— Когда вы были в суде, вас здесь спрашивала одна женщина… синьора Анна.
— Я такую не знаю.
— Говорила, будто должна убирать у вас завтра ут…
— Ах да, в воскресенье!
— Она сказала, что завтра прийти не сможет и позвонит вам в обед или вечером.
— Понял, — ответил Балестрини и пошел дальше по коридору. Бауэр взял его под руку.
— Тут еще оставили для вас пакет, — догнал их курьер. — Я, когда заболел, хотел передать его Фрушоне, да потом забыл…
— Что в нем?
— Не знаю. Его принесла та женщина… фамилия сверху написана. Когда я ответил, что вас нет, она сказала: «Я, пожалуй, зайду попозже. Но пакет лучше оставлю». И попросила передать вам.
Бауэр с любопытством смотрел, как Балестрини разорвал большой желтый конверт и обрывки бумаги посыпались на плитки пола. Из конверта выпала пленка на необычной металлической катушке.
— Что это? — спросил Бауэр, указывая на катушку, и его поразило возбуждение, вдруг охватившее Андреа. Он смотрел на него, Бауэра, невидящими глазами.
— Что? Быть может, черт побери, первый подарок фортуны.
— То есть?
Курьер тоже разинул от удивления рот. Лишь пожилой господин и крашеная блондинка, равнодушные ко всему вокруг, продолжали громко пререкаться.
— Винченти, побыстрее раздобудьте магнитофон.
— Прямо сейчас? — с ужасом воскликнул Бауэр.
— Ах да, ты же умираешь с голоду, бедняга, — спохватился Балестрини и засмеялся.
— Это я, Балестрини, — сказал он, ничего больше не добавив.
— Только что вынесли приговор, — поспешно ответил судебный чиновник. — Двадцать четыре года тюрьмы.
— Спасибо.
Он посмотрел на телефон с мрачным удовлетворением и вспомнил, что почти то же чувство испытал совсем при других обстоятельствах. Стойкий запах ладана, телеграммы, бессонная ночь, десятки лиц в нелепых траурных костюмах. Потом все эти голоса и ощущения слились в одно кошмарное предельно четкое видение, и, когда в конце всей фантасмагории черный сверкающий гроб председателя с претенциозными бронзовыми украшениями опустился в могилу, он подумал: «Слава богу, теперь все уже позади».
Балестрини с трудом оторвался от навязчивых воспоминаний и снова точно навис над письменным столом, который начинал все больше походить на его стол в прокуратуре.
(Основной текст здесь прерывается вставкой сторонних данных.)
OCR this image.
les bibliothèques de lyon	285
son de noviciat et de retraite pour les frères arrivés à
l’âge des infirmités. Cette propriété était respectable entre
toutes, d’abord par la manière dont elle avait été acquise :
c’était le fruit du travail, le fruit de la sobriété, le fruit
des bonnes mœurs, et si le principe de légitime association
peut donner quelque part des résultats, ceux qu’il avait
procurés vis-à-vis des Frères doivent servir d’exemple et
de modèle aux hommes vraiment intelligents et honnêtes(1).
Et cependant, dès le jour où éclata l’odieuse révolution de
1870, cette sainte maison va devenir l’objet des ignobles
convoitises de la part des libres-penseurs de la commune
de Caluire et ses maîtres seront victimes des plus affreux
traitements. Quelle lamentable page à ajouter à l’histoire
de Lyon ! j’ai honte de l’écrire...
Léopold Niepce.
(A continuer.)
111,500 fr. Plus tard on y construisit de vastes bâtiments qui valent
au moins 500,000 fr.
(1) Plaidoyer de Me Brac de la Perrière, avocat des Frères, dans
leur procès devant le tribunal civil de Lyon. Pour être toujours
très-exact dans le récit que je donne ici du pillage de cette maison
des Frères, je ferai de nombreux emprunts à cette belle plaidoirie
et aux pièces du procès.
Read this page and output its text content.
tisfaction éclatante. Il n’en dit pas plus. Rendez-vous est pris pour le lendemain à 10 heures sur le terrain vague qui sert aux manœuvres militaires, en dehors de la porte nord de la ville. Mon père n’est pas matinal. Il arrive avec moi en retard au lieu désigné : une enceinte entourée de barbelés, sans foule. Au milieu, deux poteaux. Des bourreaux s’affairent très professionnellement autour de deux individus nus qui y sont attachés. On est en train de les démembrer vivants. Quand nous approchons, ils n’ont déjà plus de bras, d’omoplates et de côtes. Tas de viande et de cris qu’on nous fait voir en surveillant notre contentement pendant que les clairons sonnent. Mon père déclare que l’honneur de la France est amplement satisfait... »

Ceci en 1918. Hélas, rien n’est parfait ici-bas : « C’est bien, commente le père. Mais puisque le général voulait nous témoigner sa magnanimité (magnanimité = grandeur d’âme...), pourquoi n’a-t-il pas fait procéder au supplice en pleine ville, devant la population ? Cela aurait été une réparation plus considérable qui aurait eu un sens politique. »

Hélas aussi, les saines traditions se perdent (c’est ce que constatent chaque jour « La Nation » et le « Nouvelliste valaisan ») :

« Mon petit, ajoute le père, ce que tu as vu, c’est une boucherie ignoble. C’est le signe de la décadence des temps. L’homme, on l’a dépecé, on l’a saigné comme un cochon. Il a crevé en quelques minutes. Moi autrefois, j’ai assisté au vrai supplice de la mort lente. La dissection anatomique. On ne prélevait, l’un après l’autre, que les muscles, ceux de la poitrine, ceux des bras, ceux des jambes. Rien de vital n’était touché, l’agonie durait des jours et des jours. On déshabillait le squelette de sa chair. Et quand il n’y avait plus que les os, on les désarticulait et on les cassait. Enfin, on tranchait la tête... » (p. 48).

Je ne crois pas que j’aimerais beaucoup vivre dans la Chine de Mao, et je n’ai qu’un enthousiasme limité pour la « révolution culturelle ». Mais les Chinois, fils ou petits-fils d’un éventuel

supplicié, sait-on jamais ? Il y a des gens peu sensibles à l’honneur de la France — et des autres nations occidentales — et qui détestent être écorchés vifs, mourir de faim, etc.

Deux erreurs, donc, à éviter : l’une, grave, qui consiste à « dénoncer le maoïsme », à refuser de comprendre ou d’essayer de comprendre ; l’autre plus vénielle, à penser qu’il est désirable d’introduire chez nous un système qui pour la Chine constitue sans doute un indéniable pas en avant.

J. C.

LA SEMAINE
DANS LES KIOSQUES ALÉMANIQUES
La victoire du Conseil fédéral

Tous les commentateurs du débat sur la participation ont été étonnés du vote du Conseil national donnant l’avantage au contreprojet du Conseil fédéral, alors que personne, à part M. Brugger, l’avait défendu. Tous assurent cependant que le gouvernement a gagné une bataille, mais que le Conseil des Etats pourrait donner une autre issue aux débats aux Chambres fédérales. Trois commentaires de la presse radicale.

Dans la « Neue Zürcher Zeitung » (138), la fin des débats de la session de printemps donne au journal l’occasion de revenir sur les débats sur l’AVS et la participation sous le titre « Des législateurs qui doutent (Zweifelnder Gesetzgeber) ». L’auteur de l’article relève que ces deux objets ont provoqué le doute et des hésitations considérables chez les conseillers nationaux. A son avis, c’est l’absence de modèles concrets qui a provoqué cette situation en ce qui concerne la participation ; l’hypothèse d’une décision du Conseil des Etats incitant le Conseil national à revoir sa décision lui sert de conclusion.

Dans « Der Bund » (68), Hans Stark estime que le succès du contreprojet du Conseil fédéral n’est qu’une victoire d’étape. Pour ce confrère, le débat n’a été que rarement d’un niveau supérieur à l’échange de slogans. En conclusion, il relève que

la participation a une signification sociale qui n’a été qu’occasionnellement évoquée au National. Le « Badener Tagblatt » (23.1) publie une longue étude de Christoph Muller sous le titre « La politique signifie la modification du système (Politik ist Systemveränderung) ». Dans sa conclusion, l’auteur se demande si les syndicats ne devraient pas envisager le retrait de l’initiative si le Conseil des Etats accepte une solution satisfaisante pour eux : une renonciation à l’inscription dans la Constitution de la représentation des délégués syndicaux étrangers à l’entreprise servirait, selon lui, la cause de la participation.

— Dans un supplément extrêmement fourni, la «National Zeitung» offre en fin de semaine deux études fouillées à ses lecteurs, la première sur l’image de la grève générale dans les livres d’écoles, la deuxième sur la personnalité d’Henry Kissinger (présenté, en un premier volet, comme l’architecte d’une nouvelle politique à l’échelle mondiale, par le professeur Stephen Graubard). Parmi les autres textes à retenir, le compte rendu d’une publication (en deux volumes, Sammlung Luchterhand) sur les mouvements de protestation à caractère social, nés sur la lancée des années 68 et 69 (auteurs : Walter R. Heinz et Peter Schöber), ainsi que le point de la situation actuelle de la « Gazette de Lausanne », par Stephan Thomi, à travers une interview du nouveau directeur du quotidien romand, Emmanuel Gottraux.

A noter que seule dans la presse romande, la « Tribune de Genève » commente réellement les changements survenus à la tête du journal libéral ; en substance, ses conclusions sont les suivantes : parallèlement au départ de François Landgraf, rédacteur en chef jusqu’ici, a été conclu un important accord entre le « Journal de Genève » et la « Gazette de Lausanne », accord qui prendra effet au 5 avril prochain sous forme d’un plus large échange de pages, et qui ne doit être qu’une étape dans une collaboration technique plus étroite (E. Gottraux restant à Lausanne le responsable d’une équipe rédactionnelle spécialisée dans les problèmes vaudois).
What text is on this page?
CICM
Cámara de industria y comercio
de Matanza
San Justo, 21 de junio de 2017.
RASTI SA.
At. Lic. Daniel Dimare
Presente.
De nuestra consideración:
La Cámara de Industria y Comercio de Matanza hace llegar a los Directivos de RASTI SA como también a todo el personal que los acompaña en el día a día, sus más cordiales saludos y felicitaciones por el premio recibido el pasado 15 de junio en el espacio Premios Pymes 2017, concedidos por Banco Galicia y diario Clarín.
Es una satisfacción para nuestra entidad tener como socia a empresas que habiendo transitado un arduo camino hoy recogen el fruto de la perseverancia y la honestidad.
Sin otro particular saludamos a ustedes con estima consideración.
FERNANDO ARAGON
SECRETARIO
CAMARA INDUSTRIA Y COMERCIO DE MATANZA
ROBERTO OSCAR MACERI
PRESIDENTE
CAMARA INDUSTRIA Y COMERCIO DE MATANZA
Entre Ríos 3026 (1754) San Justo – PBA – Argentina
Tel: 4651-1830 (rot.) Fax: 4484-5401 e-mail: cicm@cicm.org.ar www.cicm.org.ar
Правда, здесь было меньше бумаг и папок, но они лежали в еще большем беспорядке, а огромный магнитофон, одолженный ему Вивианой Якопетти, занимал добрую четверть стола.
Потом он дважды прослушал пленку. Первый раз, чтобы хорошенько оценить значение всех записанных разговоров, а второй — чтобы снять с нее копию, запечатать и передать на хранение судебной полиции. Копия эта предусмотрена бюрократическими правилами, ему самому она не нужна. Самые важные отрывки разговоров он и так выучил наизусть. Он склонился над своими заметками — белым листом бумаги с судорожно корчащимися фигурками на полях.
— Пункт первый, — тихо сказал он. — Что намечалось на седьмое июля, которое упоминается несколько раз?..
У Балестрини с первого же прослушанного разговора сложилось твердое впечатление — сдержанность собеседников объясняется только тем, что бессмысленно вновь обсуждать план действий, уже согласованных в малейших деталях, вплоть до традиционных рукопожатий и тостов.
Ему не удалось определить личности всех подозреваемых, которые часто называли себя лишь по именам. Но и то немногое, что он узнал, ошеломило его. Три фамилии он установил точно. Другие — лишь предположительно. Так, например, «Эрсилио» — по некоторым особенностям голоса — возможно, генерал Мартальяти, назначенный около года назад командующим корпусом карабинеров. Но как это проверить? Как проверить, не принадлежит ли жирный, вкрадчивый голос, коротко подтвердивший свое участие в вечерней встрече у Сантоночито (депутат парламента?), человеку, чьи передачи он не раз слушал по радио и телевидению? А не попросить ли на РАИ[49]
ленты с записями этих передач и не сравнить ли оба голоса? Но тогда не избежать широкой огласки, которая может повредить делу.